Bring back six periods
Tue, 06/26/2007
It was a mission that was doomed from the very beginning.
The Four-Period Day Steering Committee was formulated in such a way that there was no hope of any real compromise. "The process was dysfunctional...we were doomed from the beginning, although parents did come to the table with open minds ready to work and tried very hard," said Nancy Swenson, a parent committee member.
It was parents who wanted to dump four periods, versus staff, teachers and a few parents who wanted the status quo. A district staff member, not an unbiased "third party" who could steer negotiations toward a realistic consensus decision, led the committee. As noted in the Page One story by Rebekah Schilperoort, the committee was comprised of just five parents and 12 school district staff.

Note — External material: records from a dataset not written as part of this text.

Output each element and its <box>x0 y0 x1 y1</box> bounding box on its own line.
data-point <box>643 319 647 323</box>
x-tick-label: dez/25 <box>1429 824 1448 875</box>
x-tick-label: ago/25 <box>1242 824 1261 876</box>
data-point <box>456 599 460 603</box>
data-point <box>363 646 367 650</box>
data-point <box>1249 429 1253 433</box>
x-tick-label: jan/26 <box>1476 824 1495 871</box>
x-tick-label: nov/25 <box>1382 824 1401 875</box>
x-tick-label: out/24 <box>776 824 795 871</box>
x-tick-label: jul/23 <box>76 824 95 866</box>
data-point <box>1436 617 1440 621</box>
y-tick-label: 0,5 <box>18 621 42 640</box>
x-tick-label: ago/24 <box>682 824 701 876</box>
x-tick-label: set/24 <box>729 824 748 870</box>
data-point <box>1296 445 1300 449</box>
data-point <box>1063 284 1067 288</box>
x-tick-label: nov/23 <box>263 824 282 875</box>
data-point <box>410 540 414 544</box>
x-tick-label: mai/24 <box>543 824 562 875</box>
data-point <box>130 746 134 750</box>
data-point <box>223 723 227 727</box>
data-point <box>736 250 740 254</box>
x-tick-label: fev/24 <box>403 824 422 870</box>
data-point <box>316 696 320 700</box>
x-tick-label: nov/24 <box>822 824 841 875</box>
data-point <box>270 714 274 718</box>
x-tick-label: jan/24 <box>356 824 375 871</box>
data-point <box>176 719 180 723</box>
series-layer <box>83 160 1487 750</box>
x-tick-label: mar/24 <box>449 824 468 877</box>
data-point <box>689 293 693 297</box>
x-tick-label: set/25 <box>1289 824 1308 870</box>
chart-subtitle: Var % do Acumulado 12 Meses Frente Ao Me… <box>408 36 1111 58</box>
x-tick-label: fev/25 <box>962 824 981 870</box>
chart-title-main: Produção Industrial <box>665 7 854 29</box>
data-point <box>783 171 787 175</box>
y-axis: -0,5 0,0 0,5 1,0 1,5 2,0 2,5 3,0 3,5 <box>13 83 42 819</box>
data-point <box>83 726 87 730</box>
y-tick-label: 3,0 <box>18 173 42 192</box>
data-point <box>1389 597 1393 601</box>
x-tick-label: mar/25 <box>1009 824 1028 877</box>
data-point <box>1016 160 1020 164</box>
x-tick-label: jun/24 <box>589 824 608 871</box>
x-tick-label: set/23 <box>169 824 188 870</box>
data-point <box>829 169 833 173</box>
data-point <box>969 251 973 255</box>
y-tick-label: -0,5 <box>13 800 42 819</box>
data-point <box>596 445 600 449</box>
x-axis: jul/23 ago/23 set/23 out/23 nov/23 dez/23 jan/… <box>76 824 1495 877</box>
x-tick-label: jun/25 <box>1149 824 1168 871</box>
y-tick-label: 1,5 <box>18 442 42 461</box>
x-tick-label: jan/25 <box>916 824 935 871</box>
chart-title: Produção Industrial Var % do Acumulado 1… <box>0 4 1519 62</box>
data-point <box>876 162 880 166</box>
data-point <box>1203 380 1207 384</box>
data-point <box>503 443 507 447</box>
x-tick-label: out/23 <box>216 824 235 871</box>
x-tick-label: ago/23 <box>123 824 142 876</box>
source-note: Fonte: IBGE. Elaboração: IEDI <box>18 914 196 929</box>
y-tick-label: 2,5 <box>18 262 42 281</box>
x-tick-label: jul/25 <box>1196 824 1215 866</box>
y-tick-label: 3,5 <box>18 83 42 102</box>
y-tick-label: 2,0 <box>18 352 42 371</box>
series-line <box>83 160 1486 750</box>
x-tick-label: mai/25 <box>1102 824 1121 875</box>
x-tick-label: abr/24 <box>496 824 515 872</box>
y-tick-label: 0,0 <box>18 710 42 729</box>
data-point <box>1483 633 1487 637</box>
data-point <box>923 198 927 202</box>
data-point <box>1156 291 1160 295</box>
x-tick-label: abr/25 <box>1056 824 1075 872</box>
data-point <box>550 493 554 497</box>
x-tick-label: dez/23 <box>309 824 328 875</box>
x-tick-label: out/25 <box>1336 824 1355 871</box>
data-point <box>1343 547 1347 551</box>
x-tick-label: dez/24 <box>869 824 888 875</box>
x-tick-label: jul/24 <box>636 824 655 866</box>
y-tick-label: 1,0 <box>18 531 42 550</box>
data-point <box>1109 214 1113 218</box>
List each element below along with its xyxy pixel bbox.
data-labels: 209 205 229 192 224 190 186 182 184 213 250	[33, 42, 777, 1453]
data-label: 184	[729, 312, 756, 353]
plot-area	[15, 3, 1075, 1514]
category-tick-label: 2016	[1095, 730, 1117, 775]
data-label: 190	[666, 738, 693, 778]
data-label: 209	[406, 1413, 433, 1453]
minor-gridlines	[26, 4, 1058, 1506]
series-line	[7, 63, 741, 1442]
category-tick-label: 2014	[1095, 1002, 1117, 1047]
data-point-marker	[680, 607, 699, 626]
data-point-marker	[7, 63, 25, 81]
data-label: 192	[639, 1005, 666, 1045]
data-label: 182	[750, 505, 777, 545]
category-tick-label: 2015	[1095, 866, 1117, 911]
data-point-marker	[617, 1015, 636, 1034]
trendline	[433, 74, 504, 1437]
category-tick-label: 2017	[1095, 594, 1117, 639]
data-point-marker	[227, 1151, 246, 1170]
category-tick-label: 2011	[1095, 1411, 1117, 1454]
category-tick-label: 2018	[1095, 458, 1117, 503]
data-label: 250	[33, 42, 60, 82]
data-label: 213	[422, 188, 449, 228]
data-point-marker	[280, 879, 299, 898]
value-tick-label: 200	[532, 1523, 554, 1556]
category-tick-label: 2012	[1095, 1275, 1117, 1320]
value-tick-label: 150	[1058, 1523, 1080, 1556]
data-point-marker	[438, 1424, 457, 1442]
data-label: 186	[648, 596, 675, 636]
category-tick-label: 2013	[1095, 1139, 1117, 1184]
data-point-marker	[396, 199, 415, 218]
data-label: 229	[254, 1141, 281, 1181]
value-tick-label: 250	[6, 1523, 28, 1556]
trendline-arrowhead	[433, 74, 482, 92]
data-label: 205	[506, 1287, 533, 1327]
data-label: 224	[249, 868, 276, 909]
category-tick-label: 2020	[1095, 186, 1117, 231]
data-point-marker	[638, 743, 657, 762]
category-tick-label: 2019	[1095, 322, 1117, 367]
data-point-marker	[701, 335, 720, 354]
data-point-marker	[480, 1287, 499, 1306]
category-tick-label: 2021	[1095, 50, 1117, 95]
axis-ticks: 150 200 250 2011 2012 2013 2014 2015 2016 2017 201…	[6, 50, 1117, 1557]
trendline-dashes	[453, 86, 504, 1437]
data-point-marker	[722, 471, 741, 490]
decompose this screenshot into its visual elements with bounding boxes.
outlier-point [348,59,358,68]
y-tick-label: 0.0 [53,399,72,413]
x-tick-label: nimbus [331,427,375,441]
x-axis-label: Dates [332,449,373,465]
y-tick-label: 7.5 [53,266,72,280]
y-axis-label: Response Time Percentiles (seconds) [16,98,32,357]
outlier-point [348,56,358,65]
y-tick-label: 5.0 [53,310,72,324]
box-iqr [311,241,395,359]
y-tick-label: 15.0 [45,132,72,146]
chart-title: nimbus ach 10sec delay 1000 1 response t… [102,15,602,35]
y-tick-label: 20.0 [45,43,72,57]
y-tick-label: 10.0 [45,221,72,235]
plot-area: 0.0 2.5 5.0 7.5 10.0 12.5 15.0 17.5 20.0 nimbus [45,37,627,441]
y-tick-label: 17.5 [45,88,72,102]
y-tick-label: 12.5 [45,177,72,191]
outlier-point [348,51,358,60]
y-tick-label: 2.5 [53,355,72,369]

The committee met just twice a month for an hour and one-half, hardly time for all of the people to get on the same page and then consider alternatives.
Since we wrote that parents should make the decision for their offspring and that it appeared to us that the four-period day was not the best way to educate students, we have been deluged with letters to the editor on both sides. Our editorial opened a more public dialogue on an important issue.
However, letters in favor of keeping the four-period model were edging toward stridency, maintaining that "a small group of parents" were the ones advocating a return to the standard six-period model used in all the other high schools in the Seattle district. One letter went so far as to suggest that if the parents didn't like the current system, they could take their children elsewhere.
Parents advocating a change made points that suggested the longer class times were not really helping their kids pass the Washington Assessment of Student Learning tests, that scores at West Seattle High School were below those of other high schools. They noted that a year or more often separated math classes, so that students forgot the earlier math they learned. They also said the longer classes limited the number of electives, courses often demanded by college admission requirements.
The committee was not a discussion ground, but an adversarial process in which neither side wanted to give ground.
We had hoped that there could be a consensus whereby some classes could be in the long class time format while others would be in the shorter format. Nothing happened.
It seems obvious to us that the district simply tossed the dispute into a ring and walked away. It did not propose a variety of models. It just handed a contentious issue to a committee biased for and against the four-period process and went back to their offices in Sodo.
We did learn that the district's chief academic officer will make the decision. OK. When? We are told "sometime this summer."
Not a lot of urgency here. Maybe the district hopes the whole thing will never die, but will just fade away. It won't but the long time lag until a final resolution is made only adds to the frustration of those on both sides.
We sincerely urge Carla Santorno, the chief academic officer, to speed up her decision so as to clear the air. We hope the decision is that the four-period day is scrapped and that a version of the more traditional six-period schedule be adopted.
Then, if staff at West Seattle High does not like that decision, they can have time to take their own advice and go find a school district that does it their way.